20 Apr 2021
Media release – More domestic gas for Australia is a good thing
The nation’s peak oil and gas industry body today said the commissioning of Gippsland Basin Joint Venture’s West Barracouta project is proof that Australia’s oil and gas industry continues to deliver for the Australian economy.
APPEA Chief Executive Andrew McConville said the development will deliver additional gas to the Australian domestic market just in time for winter but more supply is still needed.
“Today’s announcement is another reminder that unhelpful intervention by Government isn’t needed to get more supply into the market.

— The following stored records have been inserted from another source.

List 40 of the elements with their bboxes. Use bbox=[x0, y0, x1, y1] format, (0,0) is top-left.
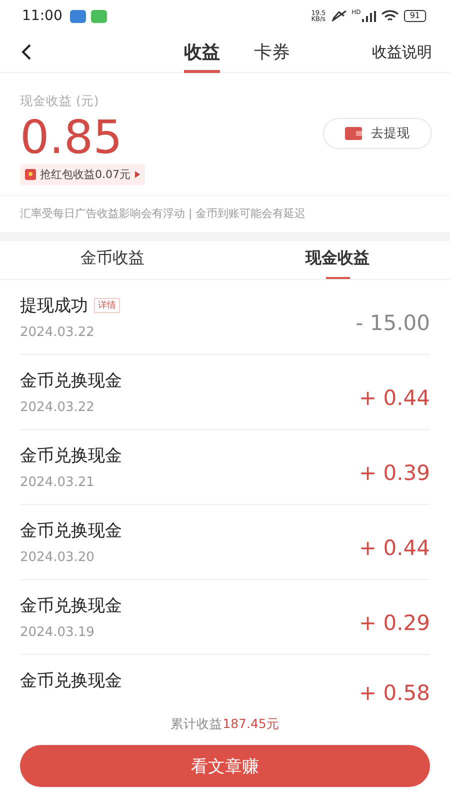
nav-tab[interactable]: 卡券 bbox=[254, 40, 290, 72]
bonus-chip[interactable]: 抢红包收益0.07元 bbox=[20, 164, 144, 185]
wifi-icon bbox=[380, 10, 399, 22]
record-amount: + 0.29 bbox=[358, 611, 430, 635]
notice-text: 汇率受每日广告收益影响会有浮动 | 金币到账可能会有延迟 bbox=[19, 206, 307, 222]
record-title: 提现成功 bbox=[20, 295, 88, 317]
record-amount: + 0.58 bbox=[358, 681, 430, 703]
record-date: 2024.03.22 bbox=[20, 325, 96, 340]
record-amount: - 15.00 bbox=[356, 311, 430, 335]
record-date: 2024.03.21 bbox=[20, 475, 96, 490]
record-title: 金币兑换现金 bbox=[20, 520, 122, 542]
caret-icon bbox=[134, 171, 140, 178]
record-amount: + 0.44 bbox=[358, 536, 430, 560]
tab-indicator bbox=[326, 277, 350, 279]
status-time: 11:00 bbox=[22, 8, 62, 24]
app-icon bbox=[70, 10, 86, 22]
record-title: 金币兑换现金 bbox=[20, 370, 122, 392]
record-amount: + 0.39 bbox=[358, 461, 430, 485]
detail-tag[interactable]: 详情 bbox=[94, 298, 120, 313]
help-link[interactable]: 收益说明 bbox=[372, 42, 432, 62]
record-date: 2024.03.22 bbox=[20, 400, 96, 415]
balance-amount: 0.85 bbox=[20, 112, 122, 162]
record-date: 2024.03.19 bbox=[20, 625, 96, 640]
back-icon[interactable] bbox=[20, 43, 32, 61]
total-earnings: 累计收益187.45元 bbox=[170, 716, 280, 733]
envelope-icon bbox=[25, 169, 36, 180]
battery-indicator: 91 bbox=[404, 10, 426, 22]
list-tab[interactable]: 金币收益 bbox=[0, 241, 225, 279]
record-amount: + 0.44 bbox=[358, 386, 430, 410]
read-articles-button[interactable]: 看文章赚 bbox=[20, 745, 430, 787]
record-date: 2024.03.20 bbox=[20, 550, 96, 565]
nav-tab[interactable]: 收益 bbox=[184, 40, 220, 72]
list-tab[interactable]: 现金收益 bbox=[225, 241, 450, 279]
record-title: 金币兑换现金 bbox=[20, 595, 122, 617]
record-title: 金币兑换现金 bbox=[20, 445, 122, 467]
signal-icon bbox=[362, 10, 376, 22]
wallet-icon bbox=[345, 127, 362, 140]
record-title: 金币兑换现金 bbox=[20, 670, 122, 692]
withdraw-button[interactable]: 去提现 bbox=[323, 118, 432, 149]
balance-label: 现金收益 (元) bbox=[20, 93, 100, 110]
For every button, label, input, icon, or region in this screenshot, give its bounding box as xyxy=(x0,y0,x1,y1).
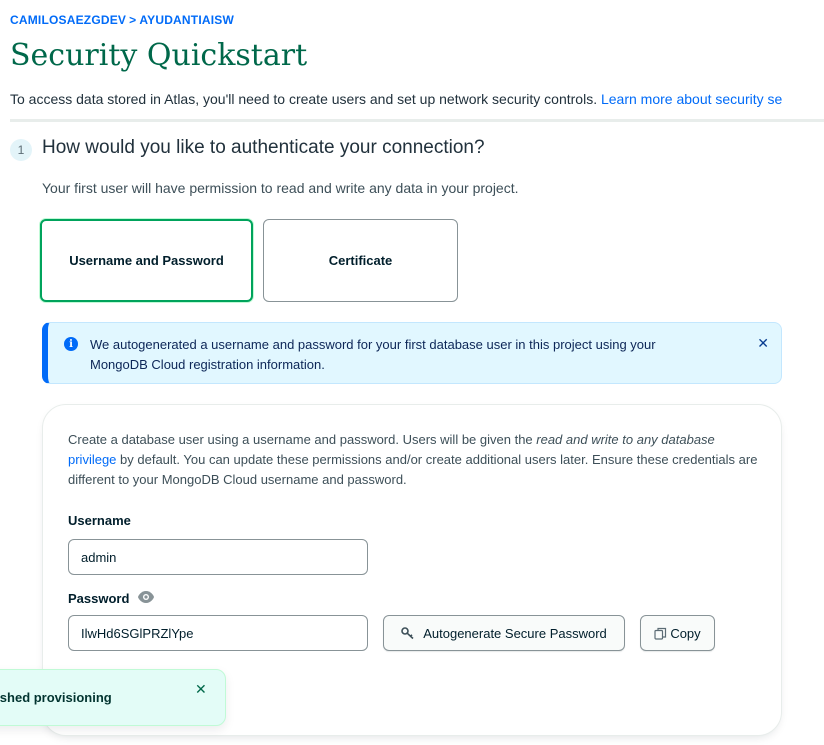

“Not only have domestic gas prices consistently fallen since 2016, our industry is continuing to do the heavy lifting to provide more supply to domestic users despite some states not allowing onshore developments,” Mr McConville said.
“The Gippsland Basin project will help curb the potential gas shortfalls predicted for Australia’s southern and eastern states as early as 2023 under some scenarios.
“The oil and gas industry underpins around 80,000 direct and indirect jobs – and hundreds of thousands of Australian jobs rely on the reliable, affordable and sustainable supply of oil and gas.
“Australia’s oil and gas industry is helping ensure we keep the lights on at home, and our hospitals and other public facilities operating, by continuing to deliver energy to the domestic market.”
Mr McConville said the Gippsland project shows the industry is providing reliable supplies of gas to the east coast domestic market but more is needed and only with the right policy settings can that happen.
“AEMO has identified that additional supply is needed from 2023 to meet ongoing domestic natural gas demand,” he said.
“New supply can only come from a new wave of investment across exploration, development, construction and operation.
“To make that investment at a time of growing international competition for capital, the industry needs policy certainty. It is no coincidence that the last wave of industry investment came at a time of greater regulatory stability.
“A recent EY report found that there is a $350 billion economic boost and 220,000 jobs at stake if we can get the investment settings right.”